*Updated on Nov. 10 at 8:09 a.m.*
A student was verbally harassed on the basis of perceived sexual orientation by four males near the intersection of 37th and Prospect Streets, the victim reported to the Department of Public Safety early Monday morning. The harassment was the fourth anti-gay bias-related incident reported in the past two weeks.
The student was verbally harassed but no physical contact or threats were made, according to a DPS Public Safety Alert. The student did not respond to the comments and continued walking. DPS said the incident was reported at 12:30 a.m. on Monday.
The victim was able to physically describe two of the suspects. Both males were about 6-foot with curly, dark hair; one was slim, the other heavyset.
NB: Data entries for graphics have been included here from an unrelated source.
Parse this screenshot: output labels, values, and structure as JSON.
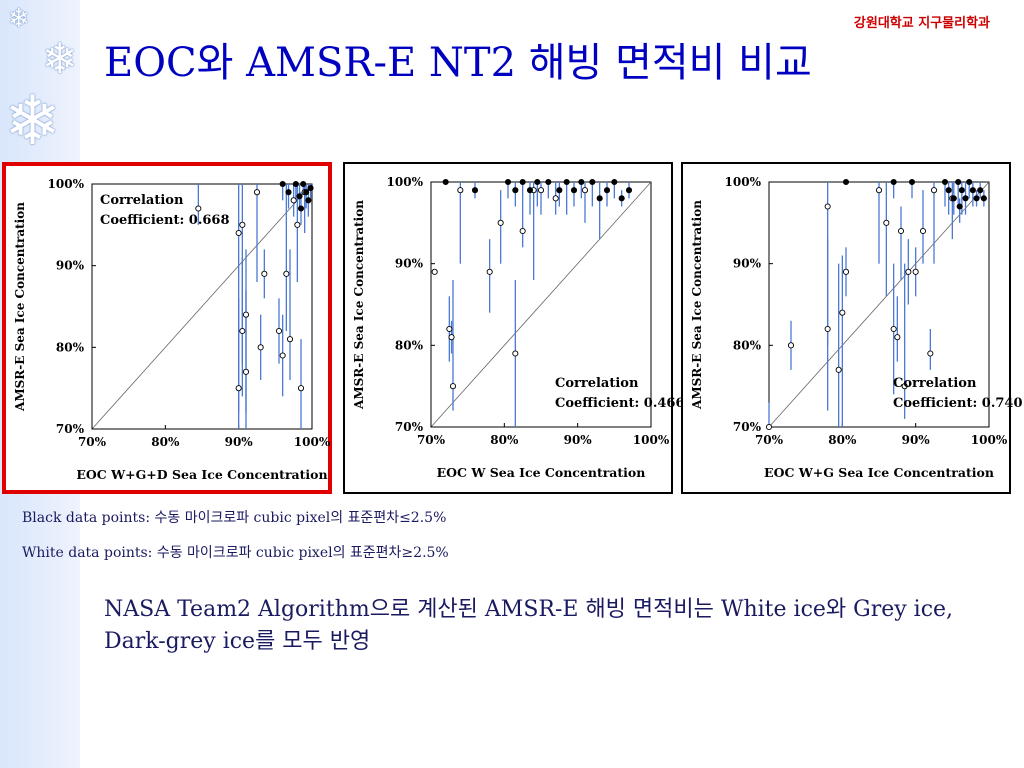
{
  "header": {
    "department": "강원대학교 지구물리학과",
    "title": "EOC와 AMSR-E NT2 해빙 면적비 비교"
  },
  "decor": {
    "icon": "snowflake-icon"
  },
  "legend": {
    "black": "Black data points: 수동 마이크로파 cubic pixel의 표준편차≤2.5%",
    "white": "White data points: 수동 마이크로파 cubic pixel의 표준편차≥2.5%"
  },
  "body_text": "NASA Team2 Algorithm으로 계산된 AMSR-E 해빙 면적비는 White ice와 Grey ice, Dark-grey ice를 모두 반영",
  "colors": {
    "title": "#0000c0",
    "department": "#cc0000",
    "highlight": "#e00000",
    "error_bar": "#4a78d4",
    "sidebar": "#dce8fb"
  },
  "chart_data": [
    {
      "type": "scatter",
      "xlabel": "EOC W+G+D Sea Ice Concentration",
      "ylabel": "AMSR-E Sea Ice Concentration",
      "xlim": [
        70,
        100
      ],
      "ylim": [
        70,
        100
      ],
      "xticks": [
        "70%",
        "80%",
        "90%",
        "100%"
      ],
      "yticks": [
        "70%",
        "80%",
        "90%",
        "100%"
      ],
      "annotation": [
        "Correlation",
        "Coefficient: 0.668"
      ],
      "annotation_position": "top-left",
      "highlighted": true,
      "points": [
        {
          "x": 84.5,
          "y": 97,
          "lo": 95,
          "hi": 100,
          "black": false
        },
        {
          "x": 90,
          "y": 94,
          "lo": 72,
          "hi": 100,
          "black": false
        },
        {
          "x": 90.5,
          "y": 95,
          "lo": 78,
          "hi": 100,
          "black": false
        },
        {
          "x": 90.5,
          "y": 82,
          "lo": 74,
          "hi": 91,
          "black": false
        },
        {
          "x": 91,
          "y": 84,
          "lo": 70,
          "hi": 92,
          "black": false
        },
        {
          "x": 90,
          "y": 75,
          "lo": 70,
          "hi": 86,
          "black": false
        },
        {
          "x": 91,
          "y": 77,
          "lo": 72,
          "hi": 87,
          "black": false
        },
        {
          "x": 92.5,
          "y": 99,
          "lo": 88,
          "hi": 100,
          "black": false
        },
        {
          "x": 93,
          "y": 80,
          "lo": 76,
          "hi": 84,
          "black": false
        },
        {
          "x": 93.5,
          "y": 89,
          "lo": 86,
          "hi": 92,
          "black": false
        },
        {
          "x": 95.5,
          "y": 82,
          "lo": 78,
          "hi": 86,
          "black": false
        },
        {
          "x": 96,
          "y": 79,
          "lo": 74,
          "hi": 84,
          "black": false
        },
        {
          "x": 96.5,
          "y": 89,
          "lo": 82,
          "hi": 100,
          "black": false
        },
        {
          "x": 97,
          "y": 81,
          "lo": 76,
          "hi": 92,
          "black": false
        },
        {
          "x": 98,
          "y": 95,
          "lo": 88,
          "hi": 100,
          "black": false
        },
        {
          "x": 98.5,
          "y": 75,
          "lo": 70,
          "hi": 81,
          "black": false
        },
        {
          "x": 99,
          "y": 99,
          "lo": 94,
          "hi": 100,
          "black": false
        },
        {
          "x": 97.5,
          "y": 98,
          "lo": 96,
          "hi": 100,
          "black": false
        },
        {
          "x": 96,
          "y": 100,
          "lo": 98,
          "hi": 100,
          "black": true
        },
        {
          "x": 96.8,
          "y": 99,
          "lo": 97,
          "hi": 100,
          "black": true
        },
        {
          "x": 97.8,
          "y": 100,
          "lo": 98,
          "hi": 100,
          "black": true
        },
        {
          "x": 98.3,
          "y": 98.5,
          "lo": 97,
          "hi": 100,
          "black": true
        },
        {
          "x": 98.8,
          "y": 100,
          "lo": 99,
          "hi": 100,
          "black": true
        },
        {
          "x": 99.2,
          "y": 99,
          "lo": 97,
          "hi": 100,
          "black": true
        },
        {
          "x": 99.5,
          "y": 98,
          "lo": 96,
          "hi": 100,
          "black": true
        },
        {
          "x": 99.8,
          "y": 99.5,
          "lo": 98,
          "hi": 100,
          "black": true
        },
        {
          "x": 98.5,
          "y": 97,
          "lo": 95,
          "hi": 99,
          "black": true
        }
      ]
    },
    {
      "type": "scatter",
      "xlabel": "EOC W Sea Ice Concentration",
      "ylabel": "AMSR-E Sea Ice Concentration",
      "xlim": [
        70,
        100
      ],
      "ylim": [
        70,
        100
      ],
      "xticks": [
        "70%",
        "80%",
        "90%",
        "100%"
      ],
      "yticks": [
        "70%",
        "80%",
        "90%",
        "100%"
      ],
      "annotation": [
        "Correlation",
        "Coefficient: 0.466"
      ],
      "annotation_position": "bottom-right",
      "highlighted": false,
      "points": [
        {
          "x": 70.5,
          "y": 89,
          "lo": 89,
          "hi": 89,
          "black": false
        },
        {
          "x": 72.5,
          "y": 82,
          "lo": 78,
          "hi": 86,
          "black": false
        },
        {
          "x": 72.8,
          "y": 81,
          "lo": 79,
          "hi": 83,
          "black": false
        },
        {
          "x": 73,
          "y": 75,
          "lo": 72,
          "hi": 88,
          "black": false
        },
        {
          "x": 74,
          "y": 99,
          "lo": 90,
          "hi": 100,
          "black": false
        },
        {
          "x": 78,
          "y": 89,
          "lo": 84,
          "hi": 93,
          "black": false
        },
        {
          "x": 79.5,
          "y": 95,
          "lo": 90,
          "hi": 99,
          "black": false
        },
        {
          "x": 81.5,
          "y": 79,
          "lo": 70,
          "hi": 88,
          "black": false
        },
        {
          "x": 82.5,
          "y": 94,
          "lo": 92,
          "hi": 96,
          "black": false
        },
        {
          "x": 84,
          "y": 99,
          "lo": 88,
          "hi": 100,
          "black": false
        },
        {
          "x": 85,
          "y": 99,
          "lo": 96,
          "hi": 100,
          "black": false
        },
        {
          "x": 87,
          "y": 98,
          "lo": 96,
          "hi": 100,
          "black": false
        },
        {
          "x": 91,
          "y": 99,
          "lo": 95,
          "hi": 100,
          "black": false
        },
        {
          "x": 72,
          "y": 100,
          "lo": 100,
          "hi": 100,
          "black": true
        },
        {
          "x": 76,
          "y": 99,
          "lo": 98,
          "hi": 100,
          "black": true
        },
        {
          "x": 80.5,
          "y": 100,
          "lo": 98,
          "hi": 100,
          "black": true
        },
        {
          "x": 81.5,
          "y": 99,
          "lo": 97,
          "hi": 100,
          "black": true
        },
        {
          "x": 82.5,
          "y": 100,
          "lo": 96,
          "hi": 100,
          "black": true
        },
        {
          "x": 83.5,
          "y": 99,
          "lo": 96,
          "hi": 100,
          "black": true
        },
        {
          "x": 84.5,
          "y": 100,
          "lo": 97,
          "hi": 100,
          "black": true
        },
        {
          "x": 86,
          "y": 100,
          "lo": 98,
          "hi": 100,
          "black": true
        },
        {
          "x": 87.5,
          "y": 99,
          "lo": 97,
          "hi": 100,
          "black": true
        },
        {
          "x": 88.5,
          "y": 100,
          "lo": 96,
          "hi": 100,
          "black": true
        },
        {
          "x": 89.5,
          "y": 99,
          "lo": 97,
          "hi": 100,
          "black": true
        },
        {
          "x": 90.5,
          "y": 100,
          "lo": 98,
          "hi": 100,
          "black": true
        },
        {
          "x": 92,
          "y": 100,
          "lo": 97,
          "hi": 100,
          "black": true
        },
        {
          "x": 93,
          "y": 98,
          "lo": 93,
          "hi": 100,
          "black": true
        },
        {
          "x": 94,
          "y": 99,
          "lo": 97,
          "hi": 100,
          "black": true
        },
        {
          "x": 95,
          "y": 100,
          "lo": 98,
          "hi": 100,
          "black": true
        },
        {
          "x": 96,
          "y": 98,
          "lo": 97,
          "hi": 99,
          "black": true
        },
        {
          "x": 97,
          "y": 99,
          "lo": 98,
          "hi": 100,
          "black": true
        }
      ]
    },
    {
      "type": "scatter",
      "xlabel": "EOC W+G Sea Ice Concentration",
      "ylabel": "AMSR-E Sea Ice Concentration",
      "xlim": [
        70,
        100
      ],
      "ylim": [
        70,
        100
      ],
      "xticks": [
        "70%",
        "80%",
        "90%",
        "100%"
      ],
      "yticks": [
        "70%",
        "80%",
        "90%",
        "100%"
      ],
      "annotation": [
        "Correlation",
        "Coefficient: 0.740"
      ],
      "annotation_position": "bottom-right",
      "highlighted": false,
      "points": [
        {
          "x": 70,
          "y": 70,
          "lo": 70,
          "hi": 73,
          "black": false
        },
        {
          "x": 73,
          "y": 80,
          "lo": 77,
          "hi": 83,
          "black": false
        },
        {
          "x": 78,
          "y": 97,
          "lo": 80,
          "hi": 100,
          "black": false
        },
        {
          "x": 78,
          "y": 82,
          "lo": 72,
          "hi": 93,
          "black": false
        },
        {
          "x": 79.5,
          "y": 77,
          "lo": 70,
          "hi": 90,
          "black": false
        },
        {
          "x": 80,
          "y": 84,
          "lo": 70,
          "hi": 91,
          "black": false
        },
        {
          "x": 80.5,
          "y": 89,
          "lo": 86,
          "hi": 92,
          "black": false
        },
        {
          "x": 85,
          "y": 99,
          "lo": 90,
          "hi": 100,
          "black": false
        },
        {
          "x": 86,
          "y": 95,
          "lo": 86,
          "hi": 100,
          "black": false
        },
        {
          "x": 87,
          "y": 82,
          "lo": 74,
          "hi": 90,
          "black": false
        },
        {
          "x": 87.5,
          "y": 81,
          "lo": 78,
          "hi": 86,
          "black": false
        },
        {
          "x": 88,
          "y": 94,
          "lo": 88,
          "hi": 97,
          "black": false
        },
        {
          "x": 88.5,
          "y": 75,
          "lo": 71,
          "hi": 90,
          "black": false
        },
        {
          "x": 89,
          "y": 89,
          "lo": 85,
          "hi": 93,
          "black": false
        },
        {
          "x": 90,
          "y": 89,
          "lo": 86,
          "hi": 92,
          "black": false
        },
        {
          "x": 91,
          "y": 94,
          "lo": 90,
          "hi": 99,
          "black": false
        },
        {
          "x": 92,
          "y": 79,
          "lo": 77,
          "hi": 82,
          "black": false
        },
        {
          "x": 92.5,
          "y": 99,
          "lo": 90,
          "hi": 100,
          "black": false
        },
        {
          "x": 95,
          "y": 98,
          "lo": 93,
          "hi": 100,
          "black": false
        },
        {
          "x": 80.5,
          "y": 100,
          "lo": 100,
          "hi": 100,
          "black": true
        },
        {
          "x": 87,
          "y": 100,
          "lo": 98,
          "hi": 100,
          "black": true
        },
        {
          "x": 89.5,
          "y": 100,
          "lo": 98,
          "hi": 100,
          "black": true
        },
        {
          "x": 94,
          "y": 100,
          "lo": 97,
          "hi": 100,
          "black": true
        },
        {
          "x": 94.5,
          "y": 99,
          "lo": 96,
          "hi": 100,
          "black": true
        },
        {
          "x": 95.2,
          "y": 98,
          "lo": 96,
          "hi": 100,
          "black": true
        },
        {
          "x": 95.8,
          "y": 100,
          "lo": 97,
          "hi": 100,
          "black": true
        },
        {
          "x": 96.3,
          "y": 99,
          "lo": 96,
          "hi": 100,
          "black": true
        },
        {
          "x": 96.8,
          "y": 98,
          "lo": 96,
          "hi": 100,
          "black": true
        },
        {
          "x": 97.3,
          "y": 100,
          "lo": 98,
          "hi": 100,
          "black": true
        },
        {
          "x": 97.8,
          "y": 99,
          "lo": 97,
          "hi": 100,
          "black": true
        },
        {
          "x": 98.3,
          "y": 98,
          "lo": 97,
          "hi": 99,
          "black": true
        },
        {
          "x": 98.8,
          "y": 99,
          "lo": 98,
          "hi": 100,
          "black": true
        },
        {
          "x": 99.3,
          "y": 98,
          "lo": 97,
          "hi": 99,
          "black": true
        },
        {
          "x": 96,
          "y": 97,
          "lo": 95,
          "hi": 98,
          "black": true
        }
      ]
    }
  ]
}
No physical descriptions were offered for the other two suspects.
The incident was reported to the Metropolitan Police Department’s Gay and Lesbian Liaison Unit.
On Oct. 27, a female student was physically assaulted on Canal Road while reportedly wearing a T-shirt supporting gay rights. On Nov. 1, it was reported that a student was assaulted near the intersection of 36th and N Streets. According to a PSA, the victim was asked “Are you a homo?” before being physically assaulted.
The next day, LGBTQ Resource Center Director Shiva Subbaraman found a note, reading “Homo go home to India” and reportedly directed at her, posted on the door of the center.
In response to the incidents, student leaders organized rallies in Red Square on Oct. 30 and Nov. 1, as well as a vigil on Nov. 2. On Nov. 5, the LGBTQ Resource Center hosted a discussion with administrators regarding changes to the university’s safety protocol, payment of DPS officers and the Code of Student Conduct’s classification of hate crimes.
embers of GU Pride have not yet planned any specific events in response to the latest incident; they are holding a general meeting open to the public on Thursday in the Intercultural Center at 8:30 p.m., however.
“Any bias-related incident is unfortunate, and I feel bad for the victim. The fact that it was a student harassed by a group of men is particularly scary. However, it is good that these incidents, even non-violent, get reported quickly, and it seems that they are being reported at a higher rate,” said Laura Kresse (SFS ’12), the treasurer of GU Pride.
“What we now need to do is keep reporting verbal and physical bias-related incidents to show the attackers that this is not acceptable and to show the university that improvements must be made to campus safety,” Kresse said.